Im Frühling steigt regelmäßig die Zahl derjenigen, die mit durch Marder verursachten Schäden zu kämpfen haben. Es ist nur verständlich, dass du dich fragst, warum gerade im Frühling dieses Problem so häufig auftritt. Warum nicht im Herbst, wenn sie sich vor der Kälte in Dachböden und Garagen zurückziehen? In unserem Blogbeitrag gehen wir dieser Frage nach, damit du beim nächsten Mal nicht von einer Frühlings-Marderinvasion überrascht wirst!
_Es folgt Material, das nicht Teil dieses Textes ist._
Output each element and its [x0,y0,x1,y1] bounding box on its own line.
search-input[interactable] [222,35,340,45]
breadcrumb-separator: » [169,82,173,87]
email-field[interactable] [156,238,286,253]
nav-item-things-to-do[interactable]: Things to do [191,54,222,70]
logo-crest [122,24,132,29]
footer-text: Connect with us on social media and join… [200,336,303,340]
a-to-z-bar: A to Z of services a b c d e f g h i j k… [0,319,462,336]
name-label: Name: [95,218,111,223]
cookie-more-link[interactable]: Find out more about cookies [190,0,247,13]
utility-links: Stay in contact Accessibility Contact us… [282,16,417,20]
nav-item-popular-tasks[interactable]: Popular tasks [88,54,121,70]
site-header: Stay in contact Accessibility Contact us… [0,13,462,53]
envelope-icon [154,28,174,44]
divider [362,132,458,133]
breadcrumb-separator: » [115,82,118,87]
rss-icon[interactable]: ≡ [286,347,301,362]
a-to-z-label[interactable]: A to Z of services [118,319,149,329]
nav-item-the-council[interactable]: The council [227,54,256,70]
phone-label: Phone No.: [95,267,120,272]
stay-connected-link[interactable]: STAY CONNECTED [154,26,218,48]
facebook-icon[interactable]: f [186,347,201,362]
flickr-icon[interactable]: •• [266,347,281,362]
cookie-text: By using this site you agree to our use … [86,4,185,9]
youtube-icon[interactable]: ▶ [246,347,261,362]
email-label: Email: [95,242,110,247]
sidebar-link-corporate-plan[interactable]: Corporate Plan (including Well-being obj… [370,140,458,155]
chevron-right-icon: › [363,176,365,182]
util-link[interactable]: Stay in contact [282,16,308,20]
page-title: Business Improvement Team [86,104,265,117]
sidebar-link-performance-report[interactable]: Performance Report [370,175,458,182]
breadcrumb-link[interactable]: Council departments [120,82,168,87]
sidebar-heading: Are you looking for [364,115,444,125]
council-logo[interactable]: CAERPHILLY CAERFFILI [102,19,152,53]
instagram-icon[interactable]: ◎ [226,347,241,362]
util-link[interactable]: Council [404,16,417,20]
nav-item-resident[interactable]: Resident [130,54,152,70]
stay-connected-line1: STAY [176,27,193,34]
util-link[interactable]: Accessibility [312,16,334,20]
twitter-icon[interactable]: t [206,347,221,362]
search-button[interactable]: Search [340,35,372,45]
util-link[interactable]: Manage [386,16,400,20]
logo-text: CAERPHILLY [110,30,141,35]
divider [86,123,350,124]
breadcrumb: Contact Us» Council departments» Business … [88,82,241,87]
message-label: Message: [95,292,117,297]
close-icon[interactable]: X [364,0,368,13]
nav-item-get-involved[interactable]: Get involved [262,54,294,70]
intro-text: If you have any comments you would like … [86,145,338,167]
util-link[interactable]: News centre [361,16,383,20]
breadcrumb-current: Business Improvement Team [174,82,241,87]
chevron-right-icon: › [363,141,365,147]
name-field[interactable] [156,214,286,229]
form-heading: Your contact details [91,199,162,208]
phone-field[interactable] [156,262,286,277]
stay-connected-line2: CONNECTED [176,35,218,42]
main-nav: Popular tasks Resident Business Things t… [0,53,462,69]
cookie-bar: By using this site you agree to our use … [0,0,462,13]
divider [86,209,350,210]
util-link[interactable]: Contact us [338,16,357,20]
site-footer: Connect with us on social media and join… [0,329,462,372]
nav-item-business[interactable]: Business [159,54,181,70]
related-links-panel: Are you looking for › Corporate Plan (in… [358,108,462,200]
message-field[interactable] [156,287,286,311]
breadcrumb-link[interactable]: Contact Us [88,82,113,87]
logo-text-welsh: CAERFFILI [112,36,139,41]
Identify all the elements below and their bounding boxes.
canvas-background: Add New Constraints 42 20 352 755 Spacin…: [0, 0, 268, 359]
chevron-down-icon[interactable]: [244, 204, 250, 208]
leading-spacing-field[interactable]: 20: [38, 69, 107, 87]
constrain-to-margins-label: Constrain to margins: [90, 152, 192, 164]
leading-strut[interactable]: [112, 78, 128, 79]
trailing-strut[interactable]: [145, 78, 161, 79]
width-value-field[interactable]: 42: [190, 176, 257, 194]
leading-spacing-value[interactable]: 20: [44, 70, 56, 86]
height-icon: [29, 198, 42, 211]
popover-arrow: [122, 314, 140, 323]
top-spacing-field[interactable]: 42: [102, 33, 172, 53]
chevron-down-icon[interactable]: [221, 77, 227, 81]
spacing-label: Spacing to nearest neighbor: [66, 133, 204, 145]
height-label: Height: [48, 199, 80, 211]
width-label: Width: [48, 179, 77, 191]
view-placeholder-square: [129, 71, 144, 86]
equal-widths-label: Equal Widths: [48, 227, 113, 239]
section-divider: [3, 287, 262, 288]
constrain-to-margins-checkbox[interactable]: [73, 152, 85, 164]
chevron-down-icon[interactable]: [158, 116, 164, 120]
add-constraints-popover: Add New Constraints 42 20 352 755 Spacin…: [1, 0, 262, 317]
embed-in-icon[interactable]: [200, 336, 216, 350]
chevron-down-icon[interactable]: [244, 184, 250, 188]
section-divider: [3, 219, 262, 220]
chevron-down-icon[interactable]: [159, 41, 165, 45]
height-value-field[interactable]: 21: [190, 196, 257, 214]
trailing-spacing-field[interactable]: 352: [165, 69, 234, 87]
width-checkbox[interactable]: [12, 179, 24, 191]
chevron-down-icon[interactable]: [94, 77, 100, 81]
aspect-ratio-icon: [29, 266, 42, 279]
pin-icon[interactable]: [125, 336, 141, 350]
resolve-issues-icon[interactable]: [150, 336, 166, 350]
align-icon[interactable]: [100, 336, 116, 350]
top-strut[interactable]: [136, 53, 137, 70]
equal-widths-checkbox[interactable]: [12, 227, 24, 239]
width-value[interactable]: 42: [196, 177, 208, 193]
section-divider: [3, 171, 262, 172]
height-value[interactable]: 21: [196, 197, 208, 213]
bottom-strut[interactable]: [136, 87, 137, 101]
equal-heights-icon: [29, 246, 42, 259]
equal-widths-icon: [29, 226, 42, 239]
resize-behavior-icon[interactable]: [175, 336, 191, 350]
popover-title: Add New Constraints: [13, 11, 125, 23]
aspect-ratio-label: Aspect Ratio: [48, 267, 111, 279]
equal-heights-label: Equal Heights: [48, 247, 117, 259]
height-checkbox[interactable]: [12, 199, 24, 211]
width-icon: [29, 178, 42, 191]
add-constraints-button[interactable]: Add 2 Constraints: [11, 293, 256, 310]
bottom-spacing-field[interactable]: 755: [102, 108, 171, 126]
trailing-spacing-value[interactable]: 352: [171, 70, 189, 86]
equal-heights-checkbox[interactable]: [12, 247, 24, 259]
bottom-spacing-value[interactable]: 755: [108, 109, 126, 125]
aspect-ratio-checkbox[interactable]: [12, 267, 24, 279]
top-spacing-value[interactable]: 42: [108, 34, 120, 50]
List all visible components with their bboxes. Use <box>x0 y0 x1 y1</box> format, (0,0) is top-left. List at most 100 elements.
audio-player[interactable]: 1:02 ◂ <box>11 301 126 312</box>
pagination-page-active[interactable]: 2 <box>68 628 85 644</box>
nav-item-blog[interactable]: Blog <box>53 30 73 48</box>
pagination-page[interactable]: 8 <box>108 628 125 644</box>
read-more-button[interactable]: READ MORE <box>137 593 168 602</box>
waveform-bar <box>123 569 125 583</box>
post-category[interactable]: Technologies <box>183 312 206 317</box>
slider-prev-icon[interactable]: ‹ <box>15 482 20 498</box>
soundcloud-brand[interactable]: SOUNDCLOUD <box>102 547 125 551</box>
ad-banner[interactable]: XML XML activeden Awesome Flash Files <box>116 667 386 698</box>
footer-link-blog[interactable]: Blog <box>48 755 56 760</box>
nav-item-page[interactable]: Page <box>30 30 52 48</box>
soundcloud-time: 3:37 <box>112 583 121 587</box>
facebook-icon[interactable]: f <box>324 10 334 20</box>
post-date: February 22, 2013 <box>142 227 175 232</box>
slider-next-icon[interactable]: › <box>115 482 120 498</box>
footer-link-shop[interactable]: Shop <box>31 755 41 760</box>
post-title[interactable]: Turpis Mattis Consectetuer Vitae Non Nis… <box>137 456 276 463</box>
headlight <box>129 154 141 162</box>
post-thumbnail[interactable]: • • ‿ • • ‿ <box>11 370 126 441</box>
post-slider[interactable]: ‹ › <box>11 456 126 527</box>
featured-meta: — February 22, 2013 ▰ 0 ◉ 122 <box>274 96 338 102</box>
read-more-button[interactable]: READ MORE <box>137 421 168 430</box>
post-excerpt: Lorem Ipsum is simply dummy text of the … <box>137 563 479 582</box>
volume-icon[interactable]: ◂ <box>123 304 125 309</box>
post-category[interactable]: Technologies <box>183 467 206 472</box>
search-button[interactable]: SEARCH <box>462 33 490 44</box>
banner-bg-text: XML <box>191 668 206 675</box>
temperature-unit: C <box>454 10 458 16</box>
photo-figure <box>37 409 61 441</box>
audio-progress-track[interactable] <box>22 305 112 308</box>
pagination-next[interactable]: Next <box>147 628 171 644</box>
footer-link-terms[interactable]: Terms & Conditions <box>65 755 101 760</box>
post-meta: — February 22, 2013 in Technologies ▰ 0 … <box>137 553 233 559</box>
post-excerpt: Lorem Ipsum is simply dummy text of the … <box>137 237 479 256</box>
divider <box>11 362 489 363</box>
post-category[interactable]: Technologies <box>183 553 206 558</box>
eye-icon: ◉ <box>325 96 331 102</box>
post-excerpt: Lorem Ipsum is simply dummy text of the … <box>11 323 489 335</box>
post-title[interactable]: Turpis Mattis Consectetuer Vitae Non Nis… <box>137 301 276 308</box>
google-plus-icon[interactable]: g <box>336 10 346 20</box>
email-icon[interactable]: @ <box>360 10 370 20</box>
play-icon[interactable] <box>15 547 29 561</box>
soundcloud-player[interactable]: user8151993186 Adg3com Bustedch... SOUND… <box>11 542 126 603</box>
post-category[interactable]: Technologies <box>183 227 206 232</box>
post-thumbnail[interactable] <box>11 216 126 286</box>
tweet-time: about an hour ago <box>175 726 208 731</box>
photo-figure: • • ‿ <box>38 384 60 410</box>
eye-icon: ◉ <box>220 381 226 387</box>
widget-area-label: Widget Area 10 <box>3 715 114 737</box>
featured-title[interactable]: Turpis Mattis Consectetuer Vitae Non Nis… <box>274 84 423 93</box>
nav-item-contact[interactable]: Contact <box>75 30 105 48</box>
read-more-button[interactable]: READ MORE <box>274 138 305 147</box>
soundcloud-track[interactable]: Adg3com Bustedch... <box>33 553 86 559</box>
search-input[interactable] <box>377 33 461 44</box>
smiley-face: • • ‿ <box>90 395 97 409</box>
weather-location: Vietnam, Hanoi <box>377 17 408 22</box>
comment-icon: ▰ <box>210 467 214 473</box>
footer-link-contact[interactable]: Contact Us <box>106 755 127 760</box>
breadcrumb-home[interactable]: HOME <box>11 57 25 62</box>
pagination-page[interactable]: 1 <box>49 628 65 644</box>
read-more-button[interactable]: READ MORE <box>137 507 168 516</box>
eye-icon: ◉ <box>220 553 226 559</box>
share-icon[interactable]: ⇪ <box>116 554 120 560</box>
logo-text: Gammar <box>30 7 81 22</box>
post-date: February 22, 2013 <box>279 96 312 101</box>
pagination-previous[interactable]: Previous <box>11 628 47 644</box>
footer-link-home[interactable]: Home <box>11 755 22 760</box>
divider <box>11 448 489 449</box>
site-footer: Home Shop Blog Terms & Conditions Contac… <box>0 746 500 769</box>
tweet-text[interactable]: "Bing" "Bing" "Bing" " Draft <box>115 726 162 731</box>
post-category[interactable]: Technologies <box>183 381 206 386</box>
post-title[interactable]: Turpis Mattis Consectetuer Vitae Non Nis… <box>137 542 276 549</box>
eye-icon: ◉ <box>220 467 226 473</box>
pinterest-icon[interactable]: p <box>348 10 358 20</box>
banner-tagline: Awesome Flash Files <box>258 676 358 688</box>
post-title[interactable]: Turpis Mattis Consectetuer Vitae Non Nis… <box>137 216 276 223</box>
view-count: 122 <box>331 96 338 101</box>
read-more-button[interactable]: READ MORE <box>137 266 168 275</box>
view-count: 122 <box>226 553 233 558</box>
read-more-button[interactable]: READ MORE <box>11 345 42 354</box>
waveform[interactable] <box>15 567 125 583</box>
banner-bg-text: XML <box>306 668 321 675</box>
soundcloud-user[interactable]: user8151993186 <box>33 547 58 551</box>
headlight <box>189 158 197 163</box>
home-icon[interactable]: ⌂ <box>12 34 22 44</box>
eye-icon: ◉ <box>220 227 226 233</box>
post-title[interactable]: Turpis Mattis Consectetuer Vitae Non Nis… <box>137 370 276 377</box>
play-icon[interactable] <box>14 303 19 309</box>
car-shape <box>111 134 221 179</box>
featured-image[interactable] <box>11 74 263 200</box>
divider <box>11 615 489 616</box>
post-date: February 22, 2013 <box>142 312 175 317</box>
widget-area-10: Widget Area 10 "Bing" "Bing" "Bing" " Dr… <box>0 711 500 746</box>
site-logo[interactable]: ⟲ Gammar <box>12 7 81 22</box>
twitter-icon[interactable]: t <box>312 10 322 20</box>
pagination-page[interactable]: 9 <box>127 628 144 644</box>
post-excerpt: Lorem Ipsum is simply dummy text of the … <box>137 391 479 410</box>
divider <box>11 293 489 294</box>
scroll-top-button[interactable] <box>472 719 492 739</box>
Marder werden, ähnlich wie andere Tierarten, mit dem Beginn des Frühlings aktiver und suchen intensiver nach Nahrung. Nach dem langen, kalten Winter gibt es in den ersten Frühlingsmonaten in der Natur viele Nahrungsquellen, die den Tieren bei der Nahrungsaufnahme und Vorbereitung auf die kommende Zeit helfen. Doch dies ist nicht der Hauptgrund, warum die Konflikte mit Menschen zunehmen.
Der eigentliche Grund ist, dass der Frühling auch die Paarungszeit der Marder ist. Diese beginnt in der Regel Ende Februar bis Anfang März. Die Männchen sind in dieser Zeit aktiver und aggressiver, während die Weibchen von den Männchen angezogen werden. Während der Paarungszeit markieren die Männchen ihr Revier und versuchen, konkurrierende Männchen zu vertreiben, um die Weibchen für die Fortpflanzung zu sichern. Nach der Paarung bereiten die Weibchen ein Nest für die bevorstehende Trächtigkeit vor.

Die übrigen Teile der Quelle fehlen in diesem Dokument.